Bash Basics

Lesson 4 of 8

Building a Water Filter

Concept:

The pipe | is the most powerful concept in bash. It takes the output of one command and feeds it as input to the next. Unlike ; (which just runs commands in sequence), | connects them β€” data flows through.

head -n N β€” shows the first N lines.
tail -n N β€” shows the last N lines.
sort β€” sorts lines alphabetically or numerically (-n).
uniq β€” removes adjacent duplicate lines (always sort first).
wc -l β€” counts lines.

Terminal: You've learned to find things.

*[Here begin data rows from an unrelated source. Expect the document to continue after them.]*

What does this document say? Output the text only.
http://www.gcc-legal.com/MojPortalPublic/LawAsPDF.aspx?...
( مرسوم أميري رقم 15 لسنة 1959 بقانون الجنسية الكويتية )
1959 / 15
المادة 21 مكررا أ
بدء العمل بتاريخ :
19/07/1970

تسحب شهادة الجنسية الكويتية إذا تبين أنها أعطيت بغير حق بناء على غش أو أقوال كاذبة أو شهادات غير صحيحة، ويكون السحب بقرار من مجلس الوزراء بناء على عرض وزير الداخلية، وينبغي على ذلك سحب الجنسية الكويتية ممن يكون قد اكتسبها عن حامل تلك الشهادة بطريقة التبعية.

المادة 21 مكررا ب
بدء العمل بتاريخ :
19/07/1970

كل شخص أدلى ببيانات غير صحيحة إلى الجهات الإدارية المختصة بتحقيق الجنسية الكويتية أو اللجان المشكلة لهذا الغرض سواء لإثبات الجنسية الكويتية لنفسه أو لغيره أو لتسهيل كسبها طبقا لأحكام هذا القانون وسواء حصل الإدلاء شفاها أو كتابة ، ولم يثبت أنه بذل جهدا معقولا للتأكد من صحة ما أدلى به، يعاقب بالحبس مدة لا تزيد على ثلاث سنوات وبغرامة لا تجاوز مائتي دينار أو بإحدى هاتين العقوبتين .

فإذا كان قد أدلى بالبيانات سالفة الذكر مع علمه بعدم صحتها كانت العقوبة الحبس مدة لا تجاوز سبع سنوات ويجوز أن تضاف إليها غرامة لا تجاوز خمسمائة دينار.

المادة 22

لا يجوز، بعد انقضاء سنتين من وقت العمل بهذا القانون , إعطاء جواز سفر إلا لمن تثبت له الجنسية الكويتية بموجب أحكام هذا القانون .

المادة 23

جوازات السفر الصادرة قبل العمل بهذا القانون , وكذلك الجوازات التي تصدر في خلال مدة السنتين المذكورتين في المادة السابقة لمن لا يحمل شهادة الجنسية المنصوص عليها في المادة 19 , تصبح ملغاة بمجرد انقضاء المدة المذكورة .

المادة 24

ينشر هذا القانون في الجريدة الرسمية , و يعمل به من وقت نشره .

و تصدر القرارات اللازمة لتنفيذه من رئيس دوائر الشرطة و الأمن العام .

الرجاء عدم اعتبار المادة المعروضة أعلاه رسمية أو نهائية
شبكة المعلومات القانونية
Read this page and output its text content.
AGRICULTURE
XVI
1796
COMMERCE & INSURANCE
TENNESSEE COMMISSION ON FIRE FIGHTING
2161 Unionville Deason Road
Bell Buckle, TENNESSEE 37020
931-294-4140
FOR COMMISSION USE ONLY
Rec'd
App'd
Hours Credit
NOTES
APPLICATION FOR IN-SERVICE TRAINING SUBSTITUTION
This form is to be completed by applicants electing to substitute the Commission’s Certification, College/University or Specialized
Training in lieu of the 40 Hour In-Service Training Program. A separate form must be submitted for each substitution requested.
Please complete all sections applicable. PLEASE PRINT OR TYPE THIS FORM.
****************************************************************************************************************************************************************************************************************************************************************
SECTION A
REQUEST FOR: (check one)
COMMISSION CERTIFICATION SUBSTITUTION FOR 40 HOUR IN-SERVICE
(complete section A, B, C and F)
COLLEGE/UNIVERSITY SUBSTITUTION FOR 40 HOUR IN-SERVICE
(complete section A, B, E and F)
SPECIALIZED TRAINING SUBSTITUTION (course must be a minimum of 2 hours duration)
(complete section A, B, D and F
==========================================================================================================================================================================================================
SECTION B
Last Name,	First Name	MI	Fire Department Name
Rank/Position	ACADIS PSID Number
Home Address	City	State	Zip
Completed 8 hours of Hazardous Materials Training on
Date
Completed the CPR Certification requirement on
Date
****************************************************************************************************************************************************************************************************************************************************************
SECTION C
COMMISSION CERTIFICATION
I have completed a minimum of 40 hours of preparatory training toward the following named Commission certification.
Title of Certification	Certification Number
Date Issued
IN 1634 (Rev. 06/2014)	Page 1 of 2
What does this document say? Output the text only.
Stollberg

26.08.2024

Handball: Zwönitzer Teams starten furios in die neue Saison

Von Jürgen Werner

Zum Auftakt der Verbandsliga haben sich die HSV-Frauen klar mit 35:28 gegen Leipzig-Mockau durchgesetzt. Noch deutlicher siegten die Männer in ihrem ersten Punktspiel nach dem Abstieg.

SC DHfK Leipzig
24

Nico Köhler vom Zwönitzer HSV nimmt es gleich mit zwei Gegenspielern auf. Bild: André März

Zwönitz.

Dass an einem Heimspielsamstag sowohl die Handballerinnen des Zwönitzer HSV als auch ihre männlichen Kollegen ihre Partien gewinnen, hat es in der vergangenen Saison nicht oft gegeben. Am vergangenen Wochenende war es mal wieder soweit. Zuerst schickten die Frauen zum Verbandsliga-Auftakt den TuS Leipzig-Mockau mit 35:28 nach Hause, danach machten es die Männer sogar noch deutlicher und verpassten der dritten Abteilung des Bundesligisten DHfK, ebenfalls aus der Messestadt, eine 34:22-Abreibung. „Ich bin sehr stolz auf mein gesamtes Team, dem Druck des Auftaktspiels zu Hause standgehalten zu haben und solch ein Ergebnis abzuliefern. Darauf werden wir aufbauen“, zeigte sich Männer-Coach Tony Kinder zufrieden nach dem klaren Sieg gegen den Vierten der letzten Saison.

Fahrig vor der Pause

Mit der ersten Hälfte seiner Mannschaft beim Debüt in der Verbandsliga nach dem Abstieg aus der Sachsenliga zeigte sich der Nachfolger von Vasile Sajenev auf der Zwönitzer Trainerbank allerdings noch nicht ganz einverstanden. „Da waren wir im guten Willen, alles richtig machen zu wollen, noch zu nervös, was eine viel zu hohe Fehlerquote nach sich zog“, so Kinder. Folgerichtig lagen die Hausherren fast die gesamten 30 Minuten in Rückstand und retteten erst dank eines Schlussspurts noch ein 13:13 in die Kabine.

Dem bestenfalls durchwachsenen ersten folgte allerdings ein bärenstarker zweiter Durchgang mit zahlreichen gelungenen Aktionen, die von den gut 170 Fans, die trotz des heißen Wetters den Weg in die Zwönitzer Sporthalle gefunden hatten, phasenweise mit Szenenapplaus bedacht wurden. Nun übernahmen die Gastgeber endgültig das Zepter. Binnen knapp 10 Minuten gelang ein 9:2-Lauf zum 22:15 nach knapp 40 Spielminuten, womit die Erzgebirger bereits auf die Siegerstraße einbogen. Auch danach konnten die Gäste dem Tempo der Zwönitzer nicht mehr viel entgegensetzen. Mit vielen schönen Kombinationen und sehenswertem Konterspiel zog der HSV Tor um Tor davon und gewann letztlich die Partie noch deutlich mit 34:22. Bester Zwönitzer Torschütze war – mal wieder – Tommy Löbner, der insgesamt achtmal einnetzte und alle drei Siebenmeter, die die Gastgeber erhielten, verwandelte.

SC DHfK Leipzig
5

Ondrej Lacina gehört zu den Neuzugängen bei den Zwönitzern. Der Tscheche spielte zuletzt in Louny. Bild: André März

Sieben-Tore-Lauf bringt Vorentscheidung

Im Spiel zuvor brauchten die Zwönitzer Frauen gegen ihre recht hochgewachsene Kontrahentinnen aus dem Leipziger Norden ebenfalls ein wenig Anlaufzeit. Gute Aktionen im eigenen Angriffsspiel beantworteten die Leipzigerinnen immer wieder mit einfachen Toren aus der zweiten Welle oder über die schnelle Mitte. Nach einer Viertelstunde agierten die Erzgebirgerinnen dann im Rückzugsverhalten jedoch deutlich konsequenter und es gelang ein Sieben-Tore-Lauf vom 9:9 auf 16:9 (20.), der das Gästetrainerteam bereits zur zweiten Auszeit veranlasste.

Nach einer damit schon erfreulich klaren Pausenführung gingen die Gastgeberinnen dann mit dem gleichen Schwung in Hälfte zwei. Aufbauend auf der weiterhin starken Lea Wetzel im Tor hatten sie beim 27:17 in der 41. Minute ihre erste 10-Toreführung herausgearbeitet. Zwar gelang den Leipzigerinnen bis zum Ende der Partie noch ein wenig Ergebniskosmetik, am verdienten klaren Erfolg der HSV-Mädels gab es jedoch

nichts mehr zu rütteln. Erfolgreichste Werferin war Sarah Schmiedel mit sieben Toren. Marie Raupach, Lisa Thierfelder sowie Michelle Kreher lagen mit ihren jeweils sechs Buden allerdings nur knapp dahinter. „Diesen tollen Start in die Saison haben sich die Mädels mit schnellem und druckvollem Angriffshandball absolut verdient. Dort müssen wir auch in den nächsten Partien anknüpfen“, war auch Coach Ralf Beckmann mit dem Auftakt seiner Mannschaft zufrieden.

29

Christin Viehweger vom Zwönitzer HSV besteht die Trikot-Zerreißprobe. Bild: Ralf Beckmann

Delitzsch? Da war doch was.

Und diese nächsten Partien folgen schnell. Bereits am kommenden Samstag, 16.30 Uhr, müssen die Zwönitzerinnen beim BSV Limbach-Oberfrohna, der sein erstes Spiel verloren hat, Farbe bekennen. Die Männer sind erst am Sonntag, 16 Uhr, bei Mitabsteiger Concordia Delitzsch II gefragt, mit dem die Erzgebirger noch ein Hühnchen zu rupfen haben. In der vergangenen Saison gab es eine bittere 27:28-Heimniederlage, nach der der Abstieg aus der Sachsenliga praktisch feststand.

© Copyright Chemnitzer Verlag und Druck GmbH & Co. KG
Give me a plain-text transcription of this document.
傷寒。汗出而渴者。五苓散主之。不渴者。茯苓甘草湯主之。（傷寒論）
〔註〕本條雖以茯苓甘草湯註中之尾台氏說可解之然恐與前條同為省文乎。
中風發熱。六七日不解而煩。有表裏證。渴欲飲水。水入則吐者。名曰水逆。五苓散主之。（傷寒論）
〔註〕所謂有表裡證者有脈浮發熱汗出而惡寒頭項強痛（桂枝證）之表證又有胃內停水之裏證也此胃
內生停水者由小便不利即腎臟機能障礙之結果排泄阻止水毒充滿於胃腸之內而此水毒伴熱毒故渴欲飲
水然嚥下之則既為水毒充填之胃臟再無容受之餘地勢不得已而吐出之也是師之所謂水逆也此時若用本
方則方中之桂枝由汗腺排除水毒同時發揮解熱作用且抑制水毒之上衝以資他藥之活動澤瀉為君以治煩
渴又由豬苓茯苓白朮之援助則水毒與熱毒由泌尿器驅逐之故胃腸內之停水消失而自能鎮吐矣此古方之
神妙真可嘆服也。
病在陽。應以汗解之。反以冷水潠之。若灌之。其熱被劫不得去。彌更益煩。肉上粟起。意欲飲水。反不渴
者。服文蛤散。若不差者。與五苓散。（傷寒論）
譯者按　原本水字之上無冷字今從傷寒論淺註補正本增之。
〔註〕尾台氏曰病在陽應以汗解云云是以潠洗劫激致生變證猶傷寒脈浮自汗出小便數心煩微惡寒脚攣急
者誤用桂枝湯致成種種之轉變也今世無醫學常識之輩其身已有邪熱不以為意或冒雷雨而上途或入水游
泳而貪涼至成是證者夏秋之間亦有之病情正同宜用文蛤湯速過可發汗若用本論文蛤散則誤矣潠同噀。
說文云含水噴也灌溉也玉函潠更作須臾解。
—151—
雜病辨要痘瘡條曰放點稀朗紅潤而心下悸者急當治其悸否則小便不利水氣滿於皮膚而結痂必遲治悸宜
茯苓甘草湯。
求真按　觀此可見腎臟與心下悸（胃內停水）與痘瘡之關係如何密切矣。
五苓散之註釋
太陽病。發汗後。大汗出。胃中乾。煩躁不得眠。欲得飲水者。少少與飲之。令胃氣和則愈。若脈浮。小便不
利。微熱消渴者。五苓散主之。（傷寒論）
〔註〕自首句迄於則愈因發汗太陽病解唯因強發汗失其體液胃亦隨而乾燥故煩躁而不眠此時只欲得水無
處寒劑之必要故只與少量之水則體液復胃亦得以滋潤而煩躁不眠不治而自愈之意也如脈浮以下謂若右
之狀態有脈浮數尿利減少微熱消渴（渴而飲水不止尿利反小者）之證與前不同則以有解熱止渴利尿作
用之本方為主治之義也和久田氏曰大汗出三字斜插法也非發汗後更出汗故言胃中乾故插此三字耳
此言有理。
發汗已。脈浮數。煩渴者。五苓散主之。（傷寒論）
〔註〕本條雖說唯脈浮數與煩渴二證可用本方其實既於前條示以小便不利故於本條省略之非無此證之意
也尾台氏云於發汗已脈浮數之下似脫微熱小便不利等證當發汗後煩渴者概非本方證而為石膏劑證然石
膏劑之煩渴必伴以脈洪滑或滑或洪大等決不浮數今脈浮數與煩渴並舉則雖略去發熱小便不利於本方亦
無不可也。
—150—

Now learn to transform them. In the wilderness, raw water needs filtering β€” each stage removes something. Bash pipelines work the same way.
You: Pipelines? Is that like the semicolon from before?
Terminal: Similar but different. Semicolon ';' just runs commands in sequence β€” they don't talk to each other. The pipe '|' is smarter: it takes the output of one command and feeds it as input to the next. Like water flowing through a series of filters. 'cat data.txt | sort | uniq' β€” read the data, sort it, remove duplicates. Three stages, one clean result.
You: So each command does one thing, and the pipe chains them together?
Terminal: That's the Unix philosophy β€” small tools that do one thing well, connected by pipes. 'head -n 5' takes the first 5 lines. 'tail -n 3' takes the last 3. 'sort' orders everything. 'uniq' removes duplicates. 'wc -l' counts lines.
You: Like building a survival tool from smaller parts.
Terminal: Exactly. There's an access log from the old outpost β€” it has repeated entries. Filter it: read it, sort it, remove duplicates, count what's left. How many unique signals were received?
Example Code:
# Pipe: command1 | command2 | command3

cat names.txt | sort
# Alice
# Bob
# Charlie

cat names.txt | sort | uniq
# removes duplicates

cat server.log | grep "error" | wc -l
# 3  (counts error lines)

Your Assignment

Use a pipeline to read 'access.log', sort the lines, remove duplicates, and count how many unique lines remain. Your output should be just a number.